Sostanzialmente i polacchi si sono mostrati ostili alla rielezione di Tusk soprattutto pe motivi di geopolitica: Tusk è indubbiamente un premier europeista e attento ai segnali europei, per vari fattori non da ultimo per essere al suo secondo mandato come Presidente del Consiglio Europeo, mentre l’attuale Governo Polacco non dimentichiamo che, lo scorso anno, si è schierato contro i ricollocamenti dei migranti, facendo fallire le linee politiche ricevute dall’Unione sulle questioni più “calde”.

A riconferma avvenuta, Tusk twitta: “grato per la fiducia e per la valutazione positiva del Consiglio Europeo, farò del mio meglio per rendere la UE migliore” proseguendo dichiarandosi “…riconoscente per la fiducia e la valutazione positiva ricevuta” sul suo lavoro dai Capi di Stato e di Governo dell’Unione.
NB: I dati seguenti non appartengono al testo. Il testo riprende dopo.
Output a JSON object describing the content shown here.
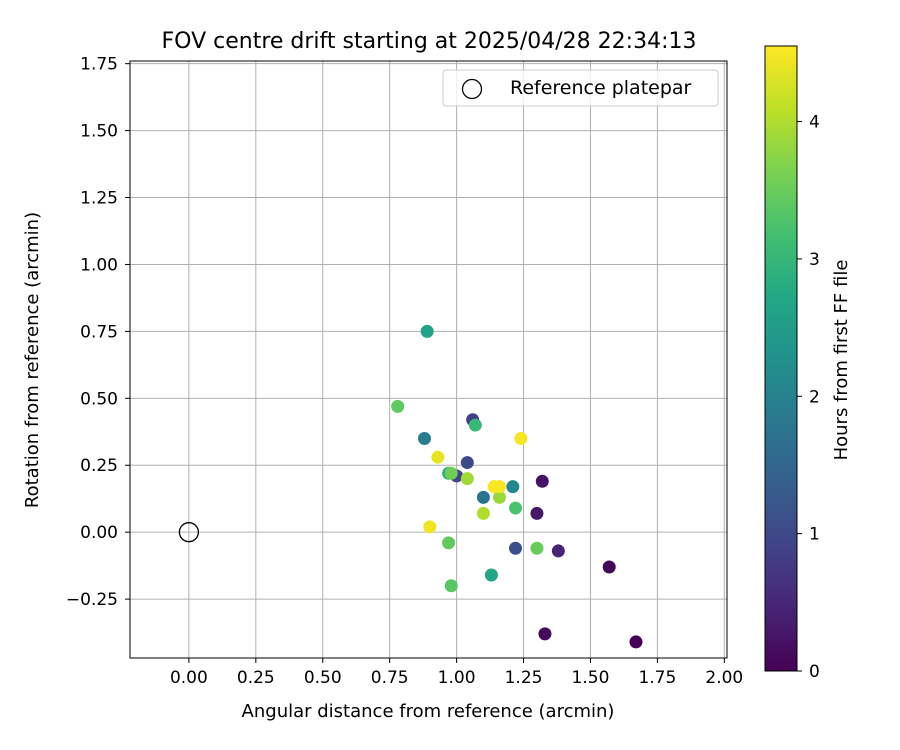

Dopo le elezioni, però, la Polonia, come rappresaglia, ha bloccato il testo delle conclusioni del Vertice europeo in cui erano contenute anche le decisioni in tema d’immigrazione. Il testo passerà comunque, ma come “dichiarazione della presidenza” o con la “Nota di dissenso della Polonia”. Polonia che è in fortissimo contrasto con l’attuale Commissione pur essendo un Paese, comunque, “europeista” e che continua a ritenere non praticabile una sua “esistenza” al di fuori dell’Unione Europea.
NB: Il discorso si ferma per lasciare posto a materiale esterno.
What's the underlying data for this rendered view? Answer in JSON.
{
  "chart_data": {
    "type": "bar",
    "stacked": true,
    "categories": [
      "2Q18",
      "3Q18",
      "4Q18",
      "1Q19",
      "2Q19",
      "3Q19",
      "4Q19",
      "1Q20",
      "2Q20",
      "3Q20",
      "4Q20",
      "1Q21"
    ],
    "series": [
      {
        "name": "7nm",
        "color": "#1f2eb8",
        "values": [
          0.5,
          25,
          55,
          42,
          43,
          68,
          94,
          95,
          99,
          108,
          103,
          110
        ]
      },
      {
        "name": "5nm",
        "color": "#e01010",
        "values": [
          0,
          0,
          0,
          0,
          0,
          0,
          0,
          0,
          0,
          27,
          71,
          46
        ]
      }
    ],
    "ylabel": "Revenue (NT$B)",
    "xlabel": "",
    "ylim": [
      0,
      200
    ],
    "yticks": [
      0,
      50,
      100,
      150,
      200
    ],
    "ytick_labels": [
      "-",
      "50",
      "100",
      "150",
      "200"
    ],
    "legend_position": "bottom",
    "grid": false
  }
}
La Polonia non si dichiara “contro l’Europa”, ma contro l’assetto attuale di poteri che giudica eccessivamente invasiva dell’autonomia della propria libertà di azione e decisione: “è un’Europa della Commissione e troppo poco un’Europa degli Stati”. Vorrebbe esercitare un peso maggiore nelle decisioni di Politica strategica della UE, ridefinendole perché le trova troppo ingerenti e lontane dalle proprie esigenze.

Il rapporto della Polonia con l’Unione è un rapporto che, nel tempo, si è andato incrinando e attualmente è molto teso, come l’elazione di Tusk ha dimostrato con chiarezza a tutti: i 27 hanno votato tutti per l’attuale Presidente del Consiglio Europeo, persino il Regno Unito, a favore di Tusk hanno votato anche i Paesi alleati della Polonia, quelli del “Gruppo di Visegràd” (Polonia, Ungheria, Repubblica Ceca e Slovacchia), dimostrando, chiaramente, come la Polonia, nella sua linea politica e decisioni, sia, in questo senso, isolata.
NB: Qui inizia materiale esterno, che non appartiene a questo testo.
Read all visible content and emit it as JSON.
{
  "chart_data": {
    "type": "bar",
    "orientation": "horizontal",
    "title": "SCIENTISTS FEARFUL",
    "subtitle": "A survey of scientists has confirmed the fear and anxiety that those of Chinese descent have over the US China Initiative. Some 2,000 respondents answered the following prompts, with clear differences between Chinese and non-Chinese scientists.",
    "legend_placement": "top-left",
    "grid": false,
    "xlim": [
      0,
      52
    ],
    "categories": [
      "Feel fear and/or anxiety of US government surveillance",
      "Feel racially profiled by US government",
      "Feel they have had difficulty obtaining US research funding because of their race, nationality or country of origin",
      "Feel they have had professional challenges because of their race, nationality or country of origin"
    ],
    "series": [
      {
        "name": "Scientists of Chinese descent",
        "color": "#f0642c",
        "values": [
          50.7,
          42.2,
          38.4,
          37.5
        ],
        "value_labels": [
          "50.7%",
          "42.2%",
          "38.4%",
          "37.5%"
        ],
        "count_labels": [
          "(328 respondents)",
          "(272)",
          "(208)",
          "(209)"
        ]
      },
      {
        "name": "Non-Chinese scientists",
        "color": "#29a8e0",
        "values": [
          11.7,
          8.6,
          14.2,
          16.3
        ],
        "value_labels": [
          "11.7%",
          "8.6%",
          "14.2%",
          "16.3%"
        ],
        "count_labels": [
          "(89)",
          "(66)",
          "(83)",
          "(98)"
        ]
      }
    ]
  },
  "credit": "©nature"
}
E comunque è una situazione di disagio che tutti i Paesi dell’Est Europa, chi più e chi meno stanno vivendo dovuta alla difficoltà con cui riescono a stare al passo con l’evoluzione delle decisioni e scelte strategiche che interessano tutti gli Stati membri e a rimodularle sulle proprie situazioni politiche ed economiche specifiche. L’armonizzazione delle legislazioni dei Paesi orientali verso i modelli occidentali degli altri Paesi era stata proposta come un qualcosa di positivo e che avrebbe favorito il benessere e la crescita, ma questi stati si sono resi conto una volta entrati a far parte dell’unione che ad ogni nuove crisi che si profilava le impostazioni su come risolverla erano diverse attuare le Riforme imposte dall’Europa difficilissimo nel proprio particolare contesto politico ed economico.